Cultura
UM TRIO QUE SE TRANSFORMA EM QUARTETO
Um trio que se transformaem quarteto
O português RED Trio convida o reputado saxofonista inglês John Butcher para concertos em Lisboa, Porto, Portalegre e Oeiras.
Como se comprova no recente disco homónimo, uma fresquinha edição Clean Feed, a música do RED Trio desafia o ouvinte. Desafia ideias pré-estabelecidas e convenções. Parte de uma linguagem jazz, mas vai muito para além dela. Assenta na improvisação, mas é mais do que composição no momento. Incorpora elementos da música contemporânea, desafia conceitos de vanguarda. Não se fica por um papel de investigação, mas assume também uma faceta experimental. É isto tudo, mas não só.

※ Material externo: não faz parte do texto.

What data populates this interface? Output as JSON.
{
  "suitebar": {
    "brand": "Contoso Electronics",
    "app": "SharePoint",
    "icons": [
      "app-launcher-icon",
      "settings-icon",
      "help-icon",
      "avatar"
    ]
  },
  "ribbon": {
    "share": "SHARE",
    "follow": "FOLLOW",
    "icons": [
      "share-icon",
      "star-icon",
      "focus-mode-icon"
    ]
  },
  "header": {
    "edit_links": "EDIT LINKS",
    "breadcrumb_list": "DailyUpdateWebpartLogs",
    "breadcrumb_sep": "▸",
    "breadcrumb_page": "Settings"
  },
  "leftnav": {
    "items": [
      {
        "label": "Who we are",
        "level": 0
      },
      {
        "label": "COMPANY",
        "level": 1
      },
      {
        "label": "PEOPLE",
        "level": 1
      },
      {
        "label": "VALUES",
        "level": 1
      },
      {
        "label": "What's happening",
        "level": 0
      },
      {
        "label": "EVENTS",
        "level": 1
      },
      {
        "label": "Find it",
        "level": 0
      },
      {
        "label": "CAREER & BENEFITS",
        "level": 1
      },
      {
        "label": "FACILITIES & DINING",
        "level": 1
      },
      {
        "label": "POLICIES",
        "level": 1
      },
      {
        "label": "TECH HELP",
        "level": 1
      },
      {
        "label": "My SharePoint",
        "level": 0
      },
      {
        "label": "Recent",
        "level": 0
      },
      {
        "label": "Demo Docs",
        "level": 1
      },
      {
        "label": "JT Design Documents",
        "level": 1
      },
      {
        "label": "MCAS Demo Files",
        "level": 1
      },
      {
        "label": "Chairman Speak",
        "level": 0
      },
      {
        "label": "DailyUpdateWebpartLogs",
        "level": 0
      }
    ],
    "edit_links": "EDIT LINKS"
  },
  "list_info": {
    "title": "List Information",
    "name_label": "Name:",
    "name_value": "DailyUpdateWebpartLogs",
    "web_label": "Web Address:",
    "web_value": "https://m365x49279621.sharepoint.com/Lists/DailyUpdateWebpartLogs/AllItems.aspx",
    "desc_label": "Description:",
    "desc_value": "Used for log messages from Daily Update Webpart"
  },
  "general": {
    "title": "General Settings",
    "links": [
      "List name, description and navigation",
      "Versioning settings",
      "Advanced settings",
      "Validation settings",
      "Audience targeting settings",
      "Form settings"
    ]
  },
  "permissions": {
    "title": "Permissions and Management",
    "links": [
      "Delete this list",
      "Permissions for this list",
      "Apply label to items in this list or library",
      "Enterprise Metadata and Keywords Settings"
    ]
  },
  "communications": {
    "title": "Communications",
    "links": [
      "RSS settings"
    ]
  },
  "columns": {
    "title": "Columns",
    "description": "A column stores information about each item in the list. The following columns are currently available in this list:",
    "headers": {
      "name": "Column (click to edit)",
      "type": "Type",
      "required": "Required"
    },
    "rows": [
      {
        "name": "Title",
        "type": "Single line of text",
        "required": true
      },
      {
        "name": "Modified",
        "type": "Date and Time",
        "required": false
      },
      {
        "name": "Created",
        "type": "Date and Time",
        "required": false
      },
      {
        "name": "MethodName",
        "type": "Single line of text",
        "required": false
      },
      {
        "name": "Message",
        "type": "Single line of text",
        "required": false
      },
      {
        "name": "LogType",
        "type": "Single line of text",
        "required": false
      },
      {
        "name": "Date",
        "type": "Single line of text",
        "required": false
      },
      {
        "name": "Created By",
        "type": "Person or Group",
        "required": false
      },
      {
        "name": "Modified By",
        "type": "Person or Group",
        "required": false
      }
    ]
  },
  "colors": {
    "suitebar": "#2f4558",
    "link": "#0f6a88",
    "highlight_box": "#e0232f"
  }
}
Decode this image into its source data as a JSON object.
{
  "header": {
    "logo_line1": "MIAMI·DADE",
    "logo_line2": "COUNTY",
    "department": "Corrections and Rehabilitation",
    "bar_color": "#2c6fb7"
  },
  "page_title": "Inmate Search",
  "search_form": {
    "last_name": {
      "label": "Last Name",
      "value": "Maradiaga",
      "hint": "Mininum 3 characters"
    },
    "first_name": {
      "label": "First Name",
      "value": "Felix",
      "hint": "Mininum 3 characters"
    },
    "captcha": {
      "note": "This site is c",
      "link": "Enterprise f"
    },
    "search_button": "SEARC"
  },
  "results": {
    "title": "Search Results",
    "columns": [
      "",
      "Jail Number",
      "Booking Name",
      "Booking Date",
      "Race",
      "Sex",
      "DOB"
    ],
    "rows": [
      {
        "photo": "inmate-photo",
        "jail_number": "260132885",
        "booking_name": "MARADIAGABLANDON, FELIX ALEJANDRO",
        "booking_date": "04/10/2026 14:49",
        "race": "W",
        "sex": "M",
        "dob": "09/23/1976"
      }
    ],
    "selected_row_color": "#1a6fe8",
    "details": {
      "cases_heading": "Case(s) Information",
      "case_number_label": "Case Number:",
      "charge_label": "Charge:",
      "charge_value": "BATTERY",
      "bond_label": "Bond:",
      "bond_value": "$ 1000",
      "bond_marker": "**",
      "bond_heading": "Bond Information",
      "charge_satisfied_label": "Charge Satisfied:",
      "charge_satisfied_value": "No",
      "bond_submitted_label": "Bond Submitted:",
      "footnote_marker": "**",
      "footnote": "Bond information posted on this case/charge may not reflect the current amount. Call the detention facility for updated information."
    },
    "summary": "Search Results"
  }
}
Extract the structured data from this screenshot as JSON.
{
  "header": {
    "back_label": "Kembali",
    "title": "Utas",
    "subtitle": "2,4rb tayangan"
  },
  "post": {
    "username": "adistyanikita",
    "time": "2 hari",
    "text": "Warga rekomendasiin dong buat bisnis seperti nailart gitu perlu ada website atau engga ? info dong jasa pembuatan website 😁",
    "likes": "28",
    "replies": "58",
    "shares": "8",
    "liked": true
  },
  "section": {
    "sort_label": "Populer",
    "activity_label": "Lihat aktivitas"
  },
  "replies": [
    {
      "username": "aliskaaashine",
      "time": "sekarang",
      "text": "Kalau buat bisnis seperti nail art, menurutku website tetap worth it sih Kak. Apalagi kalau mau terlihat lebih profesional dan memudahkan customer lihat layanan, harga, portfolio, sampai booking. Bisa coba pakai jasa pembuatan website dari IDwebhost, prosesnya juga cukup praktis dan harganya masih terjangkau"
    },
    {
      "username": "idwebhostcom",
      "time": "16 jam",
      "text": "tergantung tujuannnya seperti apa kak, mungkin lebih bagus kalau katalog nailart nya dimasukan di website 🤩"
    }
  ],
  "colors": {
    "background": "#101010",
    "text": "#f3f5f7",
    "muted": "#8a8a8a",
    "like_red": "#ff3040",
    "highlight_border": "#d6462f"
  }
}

Façamos as apresentações. Na bateria está Gabriel Ferrandini, baterista extraordinário, um jovem talento em ascensão que tem somado colaborações (tocou com nomes grandes como Rob Mazurek ou Alberto Pinton) e faz parte do Nobuyasu Furuya Trio e do Rodrigo Amado Motion Trio. No contrabaixo fica Hernâni Faustino, um criativo instrumentista, interveniente em múltiplos projectos, também parceiro de Ferrandini no trio de Nobuyasu Furuya e noutras aventuras. No piano, Rodrigo Pinheiro, pianista fora do comum, que tem colaborado com a elite da improvisação nacional.
A música do RED Trio é assumidamente, e antes de mais, herdeira do jazz. As suas premissas de base são a improvisação e a comunicação entre os instrumentos, elementos fulcrais na tradição jazzística. Uma ligação à tradição que vai sendo solidificada à medida que as referências vão surgindo de forma mais evidente na sua música: na longínqua evocação de Thelonious Monk, um dos primeiros inovadores, ainda que este surja em reminiscências de forma desconexa; em Cecil Taylor, chamada inevitável, na sua imprevisibilidade, no seu radicalismo; no modernismo de Paul Bley, ainda que aqui surja noutras formas, ainda que aqui a beleza esteja contaminada; na reinvenção pós-moderna de Alexander Von Schlippenbach, ainda que menos formal. Indo ao encontro da ideia de inovação que guiou esses ícones, este trio de jazz do século XXI vive a música de outras formas, explora no limite, trabalha as texturas, explora as possibilidades dos instrumentos sem restrições.
O RED Trio é profundamente democrático: cada instrumento trabalha em função do grupo, não se perde em individualismos, o piano não vale mais que a bateria ou o contrabaixo, cada um sabe encontrar o seu espaço sem precisar de forçar. Este trio subverte também as noções musicais: a ideia de melodia desaparece, entra o conceito de energia. O grego Pandelis Karayorgis, um dos mais interessantes pianistas das últimas décadas (parceiro de Ken Vandermark, por exemplo), elogia a música do trio, sintetizando-a em três palavras: "Textura, pulsação e energia."
Música imprevisível
Em quatro concertos, o RED Trio vai ter a companhia do saxofonista inglês John Butcher, um histórico da improvisação. É um saxofonista fora de série, o mais directo herdeiro de Evan Parker. Mantém, tal como Parker, um pé na tradição (Albert Ayler), ao mesmo tempo que não teme riscos, enquanto explora sem limites, enquanto trabalha uma música sem rede, que reinventa a utilização tradicional do instrumento. Em conjunto com o trio português, Butcher irá explorar alguns pontos de contacto com o free jazz e a livre improvisação, irá certamente desenvolver uma comunicação na procura de uma linguagem comum, de uma constante partilha que, tal como no trio, será pontuada pela utilização de técnicas extensivas. O trio agora transformado em quarteto nunca vai facilitar, não se vai deixar cair em estruturas pré-existentes, vai promover um diálogo de resultados incalculáveis.
Esta música imprevisível vai ser apresentada ao vivo em quatro ocasiões: hoje em Lisboa (Culturgest), amanhã, dia 8, em Portalegre (no Centro de Artes do Espectáculo), no dia 9 no Porto (Serralves) e no dia 10 em Oeiras (Auditório Ruy de Carvalho). Em qualquer um dos concertos a música será intensamente enérgica, tensa e impossível de antecipar. E, poderemos também afirmar sem receio, cada concerto será uma experiência irrepetível.